この機会に、最新の次世代通信技術開発についての知識を深めていただければ幸いです。
セミナー申込サイト
構造計画研究所とAllbesmart社の連携
構造計画研究所とAllbesmart社は今後も連携を深め、次世代無線通信の研究開発支援を推進していきます。
会社情報
株式会社構造計画研究所
構造計画研究所は、工学知を用いて社会の諸問題の解決に挑む技術コンサルティングファームです。1956年に構造設計事務所として創業して以来、「大学、研究機関と実業界をブリッジする Professional Design & Engineering Firm」として、建設・防災、情報・通信、製造分野や意思決定支援など多様な領域に事業を拡げてきました。工学知をベースにしたエンジニアリングコンサルティングおよびプロダクツサービスの提供を通じて、複雑化する社会課題の解決に日々取り組んでいます。
会社ウェブサイト
Allbesmart LDA
Allbesmart LDAは、2015年に設立された、オープンソースのOAIプロトコルスタックを使用したソフトウェア定義の3GPP 5G NR実装に特化した技術企業です。教育、研究、実験のための世界有数のオープンソース5G/6GテストネットワークであるOAIBOXを開発し、事業を拡大してきました。OAIの利用を促進し、5G/6Gの実験とイノベーションを世界中に普及させることを使命としています。
会社ウェブサイト
[1] 3GPP:3rd Generation Partnership Projectの略。第3世代移動通信システム(3G)以降の移動通信システムの仕様検討と策定を行う世界的な標準化プロジェクト。

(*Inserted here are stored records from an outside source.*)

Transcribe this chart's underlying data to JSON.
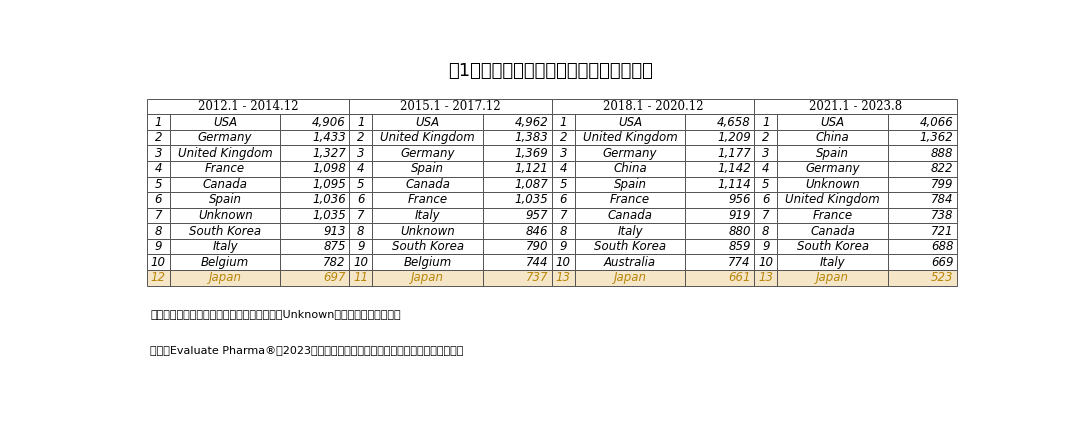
{
  "title": "表1　低分子医薬の臨床試験実施国の順位",
  "periods": [
    "2012.1 - 2014.12",
    "2015.1 - 2017.12",
    "2018.1 - 2020.12",
    "2021.1 - 2023.8"
  ],
  "columns": [
    [
      [
        "1",
        "USA",
        "4,906"
      ],
      [
        "2",
        "Germany",
        "1,433"
      ],
      [
        "3",
        "United Kingdom",
        "1,327"
      ],
      [
        "4",
        "France",
        "1,098"
      ],
      [
        "5",
        "Canada",
        "1,095"
      ],
      [
        "6",
        "Spain",
        "1,036"
      ],
      [
        "7",
        "Unknown",
        "1,035"
      ],
      [
        "8",
        "South Korea",
        "913"
      ],
      [
        "9",
        "Italy",
        "875"
      ],
      [
        "10",
        "Belgium",
        "782"
      ],
      [
        "12",
        "Japan",
        "697"
      ]
    ],
    [
      [
        "1",
        "USA",
        "4,962"
      ],
      [
        "2",
        "United Kingdom",
        "1,383"
      ],
      [
        "3",
        "Germany",
        "1,369"
      ],
      [
        "4",
        "Spain",
        "1,121"
      ],
      [
        "5",
        "Canada",
        "1,087"
      ],
      [
        "6",
        "France",
        "1,035"
      ],
      [
        "7",
        "Italy",
        "957"
      ],
      [
        "8",
        "Unknown",
        "846"
      ],
      [
        "9",
        "South Korea",
        "790"
      ],
      [
        "10",
        "Belgium",
        "744"
      ],
      [
        "11",
        "Japan",
        "737"
      ]
    ],
    [
      [
        "1",
        "USA",
        "4,658"
      ],
      [
        "2",
        "United Kingdom",
        "1,209"
      ],
      [
        "3",
        "Germany",
        "1,177"
      ],
      [
        "4",
        "China",
        "1,142"
      ],
      [
        "5",
        "Spain",
        "1,114"
      ],
      [
        "6",
        "France",
        "956"
      ],
      [
        "7",
        "Canada",
        "919"
      ],
      [
        "8",
        "Italy",
        "880"
      ],
      [
        "9",
        "South Korea",
        "859"
      ],
      [
        "10",
        "Australia",
        "774"
      ],
      [
        "13",
        "Japan",
        "661"
      ]
    ],
    [
      [
        "1",
        "USA",
        "4,066"
      ],
      [
        "2",
        "China",
        "1,362"
      ],
      [
        "3",
        "Spain",
        "888"
      ],
      [
        "4",
        "Germany",
        "822"
      ],
      [
        "5",
        "Unknown",
        "799"
      ],
      [
        "6",
        "United Kingdom",
        "784"
      ],
      [
        "7",
        "France",
        "738"
      ],
      [
        "8",
        "Canada",
        "721"
      ],
      [
        "9",
        "South Korea",
        "688"
      ],
      [
        "10",
        "Italy",
        "669"
      ],
      [
        "13",
        "Japan",
        "523"
      ]
    ]
  ],
  "note1": "注：臨床試験実施国が不明である場合には、Unknownとして集計されている",
  "note2": "出所：Evaluate Pharma®（2023年９月時点）をもとに医薬産業政策研究所にて作成",
  "japan_bg": "#f5e6c8",
  "row_bg": "#ffffff",
  "border_color": "#555555",
  "japan_text_color": "#b8860b",
  "normal_text_color": "#000000",
  "header_text_color": "#000000",
  "fig_width": 10.74,
  "fig_height": 4.26,
  "dpi": 100
}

[2] Allbesmart社ならびに構造計画研究所は、いずれもOAI開発コミュニティであるOpenAirInterface Software AllianceのAssociate Memberです。
[3] NTN:Non Terrestrial Networksの略。陸・海・空・宇宙をシームレスにつなげる通信ネットワークシステム。